Mitchell, Kristine. (2007) Trade Unions and EU Politics: Explaining Variation in European Strategies. In: UNSPECIFIED, Montreal, Canada. (Unpublished)
Abstract
[From the introduction]. Already in the years preceding the SEA, broad transformations in the nature of work and economy had undermined the position of many trade unions across Western Europe.1 Even in cases where trade unions retained influence with government, over the 1980s central political authority was undermined as, "Decisions on macroeconomic conditions were increasingly made, not in national policy arenas where neo-corporatist deals could be struck, but in intergovernmental negotiations and global markets beyond most unions’ control.2" But especially since the 1986 Single European Act (SEA), European integration has changed the environment in which trade unions act in important ways.
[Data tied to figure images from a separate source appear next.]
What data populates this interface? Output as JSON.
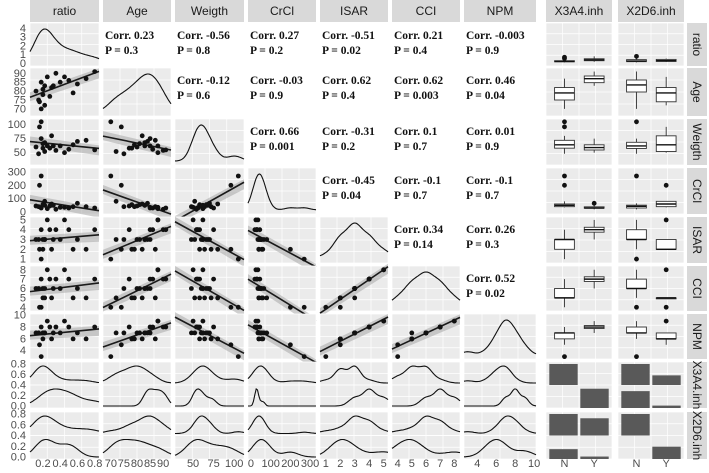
{
  "chart_data": {
    "type": "scatter",
    "variables": [
      "ratio",
      "Age",
      "Weigth",
      "CrCl",
      "ISAR",
      "CCI",
      "NPM"
    ],
    "factors": [
      {
        "name": "X3A4.inh",
        "levels": [
          "N",
          "Y"
        ]
      },
      {
        "name": "X2D6.inh",
        "levels": [
          "N",
          "Y"
        ]
      }
    ],
    "labels": {
      "corr": "Corr. ",
      "p": "P = "
    },
    "x_ticks": [
      [
        "0.2",
        "0.4",
        "0.6",
        "0.8"
      ],
      [
        "70",
        "75",
        "80",
        "85",
        "90"
      ],
      [
        "50",
        "75",
        "100"
      ],
      [
        "0",
        "100",
        "200",
        "300"
      ],
      [
        "1",
        "2",
        "3",
        "4",
        "5"
      ],
      [
        "4",
        "5",
        "6",
        "7",
        "8"
      ],
      [
        "4",
        "6",
        "8",
        "10"
      ]
    ],
    "x_ranges": [
      [
        0.05,
        0.85
      ],
      [
        67,
        93
      ],
      [
        28,
        112
      ],
      [
        -15,
        330
      ],
      [
        0.6,
        5.3
      ],
      [
        3.6,
        8.4
      ],
      [
        2.6,
        10.2
      ]
    ],
    "y_ticks": [
      [
        "0",
        "1",
        "2",
        "3",
        "4"
      ],
      [
        "70",
        "75",
        "80",
        "85",
        "90"
      ],
      [
        "50",
        "75",
        "100"
      ],
      [
        "0",
        "100",
        "200",
        "300"
      ],
      [
        "1",
        "2",
        "3",
        "4",
        "5"
      ],
      [
        "4",
        "5",
        "6",
        "7",
        "8"
      ],
      [
        "4",
        "6",
        "8",
        "10"
      ],
      [
        "0.0",
        "0.2",
        "0.4",
        "0.6",
        "0.8"
      ],
      [
        "0.0",
        "0.2",
        "0.4",
        "0.6",
        "0.8"
      ]
    ],
    "y_ranges": [
      [
        -0.3,
        4.6
      ],
      [
        66,
        93
      ],
      [
        28,
        110
      ],
      [
        -15,
        330
      ],
      [
        0.6,
        5.3
      ],
      [
        3.6,
        8.4
      ],
      [
        2.6,
        10.2
      ]
    ],
    "correlations": [
      {
        "row": "ratio",
        "col": "Age",
        "corr": "0.23",
        "p": "0.3"
      },
      {
        "row": "ratio",
        "col": "Weigth",
        "corr": "-0.56",
        "p": "0.8"
      },
      {
        "row": "ratio",
        "col": "CrCl",
        "corr": "0.27",
        "p": "0.2"
      },
      {
        "row": "ratio",
        "col": "ISAR",
        "corr": "-0.51",
        "p": "0.02"
      },
      {
        "row": "ratio",
        "col": "CCI",
        "corr": "0.21",
        "p": "0.4"
      },
      {
        "row": "ratio",
        "col": "NPM",
        "corr": "-0.003",
        "p": "0.9"
      },
      {
        "row": "Age",
        "col": "Weigth",
        "corr": "-0.12",
        "p": "0.6"
      },
      {
        "row": "Age",
        "col": "CrCl",
        "corr": "-0.03",
        "p": "0.9"
      },
      {
        "row": "Age",
        "col": "ISAR",
        "corr": "0.62",
        "p": "0.4"
      },
      {
        "row": "Age",
        "col": "CCI",
        "corr": "0.62",
        "p": "0.003"
      },
      {
        "row": "Age",
        "col": "NPM",
        "corr": "0.46",
        "p": "0.04"
      },
      {
        "row": "Weigth",
        "col": "CrCl",
        "corr": "0.66",
        "p": "0.001"
      },
      {
        "row": "Weigth",
        "col": "ISAR",
        "corr": "-0.31",
        "p": "0.2"
      },
      {
        "row": "Weigth",
        "col": "CCI",
        "corr": "0.1",
        "p": "0.7"
      },
      {
        "row": "Weigth",
        "col": "NPM",
        "corr": "0.01",
        "p": "0.9"
      },
      {
        "row": "CrCl",
        "col": "ISAR",
        "corr": "-0.45",
        "p": "0.04"
      },
      {
        "row": "CrCl",
        "col": "CCI",
        "corr": "-0.1",
        "p": "0.7"
      },
      {
        "row": "CrCl",
        "col": "NPM",
        "corr": "-0.1",
        "p": "0.7"
      },
      {
        "row": "ISAR",
        "col": "CCI",
        "corr": "0.34",
        "p": "0.14"
      },
      {
        "row": "ISAR",
        "col": "NPM",
        "corr": "0.26",
        "p": "0.3"
      },
      {
        "row": "CCI",
        "col": "NPM",
        "corr": "0.52",
        "p": "0.02"
      }
    ],
    "observations": {
      "ratio": [
        0.12,
        0.18,
        0.2,
        0.22,
        0.25,
        0.15,
        0.3,
        0.35,
        0.4,
        0.18,
        0.22,
        0.5,
        0.55,
        0.6,
        0.28,
        0.45,
        0.2,
        0.7,
        0.8,
        0.16,
        0.32
      ],
      "Age": [
        80,
        85,
        78,
        72,
        88,
        75,
        82,
        90,
        85,
        70,
        83,
        86,
        79,
        84,
        77,
        88,
        81,
        87,
        91,
        74,
        83
      ],
      "Weigth": [
        60,
        75,
        58,
        52,
        62,
        48,
        80,
        54,
        62,
        105,
        68,
        56,
        64,
        70,
        58,
        50,
        66,
        72,
        55,
        96,
        62
      ],
      "CrCl": [
        45,
        30,
        55,
        80,
        25,
        40,
        60,
        20,
        35,
        270,
        50,
        30,
        40,
        65,
        45,
        35,
        55,
        40,
        30,
        200,
        50
      ],
      "ISAR": [
        3,
        4,
        2,
        3,
        5,
        3,
        2,
        4,
        3,
        1,
        3,
        4,
        2,
        3,
        4,
        5,
        3,
        2,
        4,
        2,
        3
      ],
      "CCI": [
        6,
        7,
        5,
        5,
        8,
        6,
        5,
        7,
        6,
        4,
        6,
        7,
        5,
        6,
        7,
        8,
        6,
        5,
        7,
        4,
        6
      ],
      "NPM": [
        7,
        8,
        6,
        7,
        9,
        7,
        6,
        8,
        7,
        3,
        7,
        8,
        6,
        7,
        8,
        9,
        7,
        6,
        8,
        5,
        7
      ],
      "X3A4.inh": [
        "N",
        "Y",
        "N",
        "N",
        "Y",
        "N",
        "N",
        "Y",
        "N",
        "N",
        "N",
        "Y",
        "N",
        "Y",
        "N",
        "Y",
        "N",
        "N",
        "Y",
        "N",
        "Y"
      ],
      "X2D6.inh": [
        "N",
        "N",
        "N",
        "Y",
        "N",
        "N",
        "Y",
        "N",
        "N",
        "N",
        "N",
        "N",
        "Y",
        "N",
        "N",
        "Y",
        "N",
        "N",
        "N",
        "Y",
        "N"
      ]
    },
    "grid": true
  }
}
In the past twenty years, European integration has moved beyond its relatively narrow economic basis, to impact areas of key significance for trade unions, including macroeconomic policies, social policies and even industrial relations. This expansion of the EU’s competence has changed the opportunity structure facing the trade unions by creating both challenges as well as new opportunities. That is to say that European integration has undermined existing national trade union arrangements while simultaneously creating a new arena of policy-making open to trade union influence. While integration has acted as a force for economic liberalization and deregulation, it also provides for a significant amount of actual and potential re-regulation at the European level. And although deregulatory processes have advanced much farther than has European level social re-regulation, the institutionalization of the European arena nevertheless creates new opportunities for trade union influence.